Хороший вопрос, да только как его задать? Можно подумать, что готовое решение уже есть, и осталось только… рискнуть? А готова ли Светлана к риску? И не много ли окажется на одну голову?…
Плетнев нашел Светлану, сидящую в небольшом, круглом зальчике, в конце длинного коридора, на коротком кожаном диване, обтянутом чехлом. Напряженно глядя за окно, за которым ничего не было видно, кроме стены соседнего корпуса, она о чем-то сосредоточенно думала. И когда подошел Антон, не подвинулась, не предложила присесть рядом, а посмотрела, словно на постороннего, и отвернулась к окну.
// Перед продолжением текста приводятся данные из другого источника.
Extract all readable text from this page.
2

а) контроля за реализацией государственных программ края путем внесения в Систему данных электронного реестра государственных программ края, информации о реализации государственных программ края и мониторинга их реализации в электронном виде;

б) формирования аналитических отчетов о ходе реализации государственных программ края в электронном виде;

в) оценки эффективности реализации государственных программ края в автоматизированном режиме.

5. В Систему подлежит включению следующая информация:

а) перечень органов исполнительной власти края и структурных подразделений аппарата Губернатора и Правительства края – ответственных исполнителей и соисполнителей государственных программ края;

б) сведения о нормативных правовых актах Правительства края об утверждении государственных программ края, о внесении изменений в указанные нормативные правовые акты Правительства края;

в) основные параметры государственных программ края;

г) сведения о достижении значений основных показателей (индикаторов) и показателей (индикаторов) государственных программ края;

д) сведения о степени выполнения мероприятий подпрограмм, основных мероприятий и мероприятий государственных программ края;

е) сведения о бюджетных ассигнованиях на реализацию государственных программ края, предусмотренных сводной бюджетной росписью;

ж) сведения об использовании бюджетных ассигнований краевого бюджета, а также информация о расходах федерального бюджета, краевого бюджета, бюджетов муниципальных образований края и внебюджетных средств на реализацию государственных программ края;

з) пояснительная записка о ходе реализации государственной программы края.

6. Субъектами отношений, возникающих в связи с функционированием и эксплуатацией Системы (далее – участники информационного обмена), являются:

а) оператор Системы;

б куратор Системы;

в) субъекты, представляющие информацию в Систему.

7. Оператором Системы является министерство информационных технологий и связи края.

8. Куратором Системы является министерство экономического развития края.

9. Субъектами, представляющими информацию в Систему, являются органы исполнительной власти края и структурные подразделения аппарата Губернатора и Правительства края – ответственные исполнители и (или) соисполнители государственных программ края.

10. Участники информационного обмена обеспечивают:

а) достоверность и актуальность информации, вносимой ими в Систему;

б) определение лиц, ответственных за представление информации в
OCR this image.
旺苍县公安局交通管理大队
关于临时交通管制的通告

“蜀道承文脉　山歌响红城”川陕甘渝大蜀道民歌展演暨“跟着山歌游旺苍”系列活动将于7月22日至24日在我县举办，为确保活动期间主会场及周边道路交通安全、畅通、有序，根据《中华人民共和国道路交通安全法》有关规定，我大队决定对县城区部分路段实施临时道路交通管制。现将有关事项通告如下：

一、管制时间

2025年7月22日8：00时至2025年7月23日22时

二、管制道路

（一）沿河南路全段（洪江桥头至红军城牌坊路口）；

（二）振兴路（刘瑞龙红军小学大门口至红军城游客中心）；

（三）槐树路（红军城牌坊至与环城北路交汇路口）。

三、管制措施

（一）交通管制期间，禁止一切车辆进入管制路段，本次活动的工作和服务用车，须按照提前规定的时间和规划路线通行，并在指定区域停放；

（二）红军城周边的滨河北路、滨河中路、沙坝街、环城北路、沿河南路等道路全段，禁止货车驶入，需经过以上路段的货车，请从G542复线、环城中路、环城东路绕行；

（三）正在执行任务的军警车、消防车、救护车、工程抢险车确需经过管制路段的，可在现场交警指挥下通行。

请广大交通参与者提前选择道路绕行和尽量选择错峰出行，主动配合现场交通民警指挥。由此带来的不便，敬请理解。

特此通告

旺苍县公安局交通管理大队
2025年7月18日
Вот это ее странное состояние очень беспокоило Антона. После всех ночных стонов и воплей, клятв и слез, она вдруг странно и, главное, быстро успокоилась и даже отвечать на его вопросы начала односложно: да… нет… Сломалось что-то? Или решение какое-то чрезвычайно важное для себя приняла, а теперь пытается ему соответствовать? То есть, по поводу решения, конечно, можно было догадаться, хотя очень этого не хотелось. Но Плетнев понимал, что, если Светка снова закусила удила, холодного душа ему не избежать.
Однако простились тепло и ласково. Она так нежно и благодарно прильнула к нему, что у Плетнева едва хватило сил сдержать себя и не показать этой страстной женщине, «кто в доме хозяин» — по известному анекдоту… Сдержался, разумеется, но надежда в сердце вспыхнула: чем черт ни шутит, а ну, как найдено правильное решение?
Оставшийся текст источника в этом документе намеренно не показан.